Ten minutes with...Yossi Beilin

Yossi Beilin, who served as Israeli Justice Minister and Deputy Foreign Minister, conducted the secret peace negotiations that led to the 1993 Oslo Accords between Israel and the Palestine Liberation Organization.

The World Today Updated 7 December 2018 2 minute READ
Photo: Brian Hendler/Getty Images

Photo: Brian Hendler/Getty Images

You have called on the Palestinian Authority, which was supposed to be the Palestinian state in embryo, to dissolve itself. Why now?

The Oslo Peace Process called for an interim agreement that would last five years and end with a permanent settlement. It has dragged on for almost 20 years. What was supposed to be a corridor leading to a final settlement has become a living room – a very convenient one – for people like Prime Minister Netanyahu and for the opposition in Palestine. They want to keep the status quo.

Why didn’t you admit defeat a decade ago?

Since 2001, when Ariel Sharon was elected as Prime Minister, dissolving the Palestinian Authority could have been the right idea. But it had become too convenient for everybody. The Palestinians established their own institutions, their own ministries, and they could offer people jobs. Nobody can blame them. And for the world, after so many years, there was finally an address for the Palestinians. For the opponents it was wonderful because nothing happened. And for the peace camp, it was not so bad, as it kept a glimmer of hope. In reality, it created a fig leaf for a process that was non-existent, except for a very short time in 2008.

Surely the Palestinian leaders will never dissolve their administration?

They have a deep feeling of frustration. They know the Palestinian Authority is not a real authority. They know that even in Area A, under full Palestinian control, the Israeli army comes at night to arrest people as if it was part of Israel. We should examine the practicalities of dissolution.

You mean Hamas taking over the West Bank?

No, not at all. The realities on the ground. Say 180,000 people work for the Palestinian Authority, with about one million benefiting from their salaries. These people, doctors, teachers and nurses, will not be fired the moment Mahmoud Abbas, the Palestinian president, gives Netanyahu the keys to the West Bank. Somebody will have to run daily life. It will not be Israelis, though the Israelis will be the officers, and they will have to be recruited again. The Palestinian leadership will just become part of the PLO, as they are already, and the PLO will become stronger in the West Bank. So it is not such a big revolution for the Palestinians, but it will be very significant burden for Israel. The existing security arrangements with Israel will not be available. The budget will not come from foreign donors. This might trigger American involvement, or an Israeli understanding that the status quo is intolerable.
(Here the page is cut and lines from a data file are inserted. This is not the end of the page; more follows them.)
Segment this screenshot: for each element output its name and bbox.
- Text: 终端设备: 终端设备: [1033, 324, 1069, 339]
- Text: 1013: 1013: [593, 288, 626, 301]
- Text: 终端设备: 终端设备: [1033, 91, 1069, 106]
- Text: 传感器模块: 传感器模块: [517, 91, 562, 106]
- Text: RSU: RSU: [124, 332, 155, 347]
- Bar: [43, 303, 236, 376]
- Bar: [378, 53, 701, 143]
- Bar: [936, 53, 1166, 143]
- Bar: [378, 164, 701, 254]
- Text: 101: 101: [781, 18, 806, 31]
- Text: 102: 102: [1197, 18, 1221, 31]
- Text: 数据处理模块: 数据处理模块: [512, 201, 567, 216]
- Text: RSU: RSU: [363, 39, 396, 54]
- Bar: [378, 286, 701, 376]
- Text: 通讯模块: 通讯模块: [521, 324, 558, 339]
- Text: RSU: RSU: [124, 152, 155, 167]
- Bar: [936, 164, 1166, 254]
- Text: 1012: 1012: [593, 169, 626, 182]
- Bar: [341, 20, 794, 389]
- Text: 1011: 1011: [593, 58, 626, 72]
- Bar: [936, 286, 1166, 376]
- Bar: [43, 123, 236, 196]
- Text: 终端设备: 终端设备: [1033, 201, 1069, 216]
Is the window of opportunity for the two-state solution is closed?

This is nonsense. I don’t believe there is any prospect of Israel having a non-Zionist prime minister. So there is no chance of have a single state for Jews and Arabs or a bi-national state. Israel will never be a part of a bi-national state.

So what is going to happen?

Even if, God forbid, more settlements are built in the West Bank, at a certain moment Israel may withdraw, even unilaterally, and no one can prevent that. If it is a government of the Right, the withdrawal would be to a line near the separation barrier. Israel will say, you do what you want. You want to have a state, be our guest; you don’t want to have a state, be our guest. There would be no solution to the refugee problem or to Jerusalem, and Israel would annexe 8 per cent of the West Bank. There would be no agreement on passages, security, or the electromagnetic spectrum, or water.

When might that be?

I believe that in a matter of three or four years the world will see there is a majority of Palestinians between the Jordan River and the Mediterranean. At the moment there are 5.6 million Palestinians and about 6.4 million Jews. The 6.4 million includes non-Jews, such as the 300,000 Christians who came to Israel with their families from Russia. So we are talking of something like 5.6 million Palestinians and about 6 million Jews. Natural growth will change this balance very soon. I don’t think the world — the Americans — will accept it. Many Israelis will not accept it. If the Prime Minister of Israel is not ready to go for a comprehensive solution such as outlined in the Geneva Initiative (2003), he will do what Sharon did – withdraw behind the separation barrier.

Who is going to accept such a solution?

There is a border and it was built by a Likud leader named Sharon. In Israel, there is some legitimacy to withdrawing to the border, if push comes to shove.